Update on the Garden

by - January 26, 2017

January in Raleigh is so strange. We've had icy snow, and we've had 70 degree days. I'd like to think it's good for the soul to have days in the middle of winter where you can work outside in short sleeves. The only drawback is that it's temping to plant too early. Our average last frost is April 4 or April 11, depending on which source you look at, so we are still a good 10 weeks of being able to safely move seedlings outside into the vegetable garden. I've been gathering supplies, sorting seeds, and seeing what I have from last years trays that's not cracked. My seed packets are grouped by tomatoes, peppers, squash, melons, herbs, roots, and greens, and folded and stuffed into baseball card pocket pages in a large three-ring binder.  Already we have artichoke sprouts, but I'm waiting two more weeks to start tomatoes and peppers.

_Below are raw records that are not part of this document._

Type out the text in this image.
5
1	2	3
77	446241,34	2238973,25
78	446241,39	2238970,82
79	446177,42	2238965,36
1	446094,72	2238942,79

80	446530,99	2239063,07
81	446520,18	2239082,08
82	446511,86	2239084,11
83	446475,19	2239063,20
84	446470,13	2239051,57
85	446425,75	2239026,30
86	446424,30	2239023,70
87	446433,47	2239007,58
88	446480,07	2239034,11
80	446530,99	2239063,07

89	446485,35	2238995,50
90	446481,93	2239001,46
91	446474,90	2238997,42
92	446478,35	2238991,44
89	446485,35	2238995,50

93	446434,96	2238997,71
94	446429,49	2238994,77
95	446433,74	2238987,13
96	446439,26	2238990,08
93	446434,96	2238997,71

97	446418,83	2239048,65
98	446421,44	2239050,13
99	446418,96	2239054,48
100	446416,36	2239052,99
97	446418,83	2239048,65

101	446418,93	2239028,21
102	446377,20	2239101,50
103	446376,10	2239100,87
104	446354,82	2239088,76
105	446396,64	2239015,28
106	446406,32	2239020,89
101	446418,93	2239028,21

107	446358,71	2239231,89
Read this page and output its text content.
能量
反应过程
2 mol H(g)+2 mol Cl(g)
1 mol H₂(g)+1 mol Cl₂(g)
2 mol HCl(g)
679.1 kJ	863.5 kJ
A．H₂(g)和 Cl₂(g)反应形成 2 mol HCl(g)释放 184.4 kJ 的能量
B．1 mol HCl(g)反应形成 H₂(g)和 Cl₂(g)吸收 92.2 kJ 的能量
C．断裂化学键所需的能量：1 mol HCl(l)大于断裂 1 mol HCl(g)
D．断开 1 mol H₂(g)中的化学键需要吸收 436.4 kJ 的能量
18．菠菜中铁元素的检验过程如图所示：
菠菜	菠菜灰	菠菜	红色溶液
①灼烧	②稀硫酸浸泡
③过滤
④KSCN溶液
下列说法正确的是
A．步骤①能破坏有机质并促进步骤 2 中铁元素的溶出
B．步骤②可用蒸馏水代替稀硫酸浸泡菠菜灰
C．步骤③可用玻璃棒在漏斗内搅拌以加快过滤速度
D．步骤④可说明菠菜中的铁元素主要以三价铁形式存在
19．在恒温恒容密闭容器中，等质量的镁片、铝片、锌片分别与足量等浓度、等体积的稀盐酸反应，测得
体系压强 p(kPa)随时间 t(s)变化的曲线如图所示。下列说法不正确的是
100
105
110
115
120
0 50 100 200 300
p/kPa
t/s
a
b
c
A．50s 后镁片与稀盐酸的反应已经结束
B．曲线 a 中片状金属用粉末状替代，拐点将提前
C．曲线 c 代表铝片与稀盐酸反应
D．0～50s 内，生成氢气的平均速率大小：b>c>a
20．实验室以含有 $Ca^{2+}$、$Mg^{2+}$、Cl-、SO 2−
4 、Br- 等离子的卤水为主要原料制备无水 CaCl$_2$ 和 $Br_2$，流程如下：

Seed packet organization, Ultra Pro 25/9 Pocket Page Protectors

Last weekend, Joe built a blackberry trellis along the south garden fence. We have a thornless blackberry bush that we've failed to properly prune or train, and last summer the berries were disappointing. At the end of the season I cut the stalks back to 4 feet tall. We are crossing our fingers for a better crop this year. The trellis is three 4"x4"x8' posts, and two 2"x6"x12' boards. We hung up welded wire rabbit fencing to tie up the branches in spring.

I purchased two bluebird boxes and installed one on a tree and the other one on the new trellis. I realize this is basically inviting birds to a summer buffet, but I don't mind sharing. We can always net off a section for just us.

View of blackberry trellis

Another project I've been working on is getting Crape Myrtle roots out of the vegetable bed that runs the length of the neighbor's fence. There are beautiful trees, but over the past couple years some of the crops in this bed have not done well. Last summer while planting a last patch of tomatoes, I hit what I thought was a log. It turned out to be massive roots. It happened again last week when I was turning over a plot to prepare for a sweet pea dome. I hit roots again. So I've dug a trench that I need to line with a sheet of thick plastic or metal before filling back in. Supposedly Crape Myrtle roots are fairly shallow, so hopefully this will be enough. 

Trench along fence to keep tree roots out of the garden
Today was another beautiful day, and I spent the morning rescuing daffodils that were coming up under the shed. I also planted liatris spicata for the birds and beds, and pulled grass clumps from the garden and planted them in the yard. The established beds around the house are pretty full at this point, so I've started planting flower bulbs around the base of trees. As we've just about run out of room around the perimeter for trees, my next step is to do a step-down of shrubs and flowers.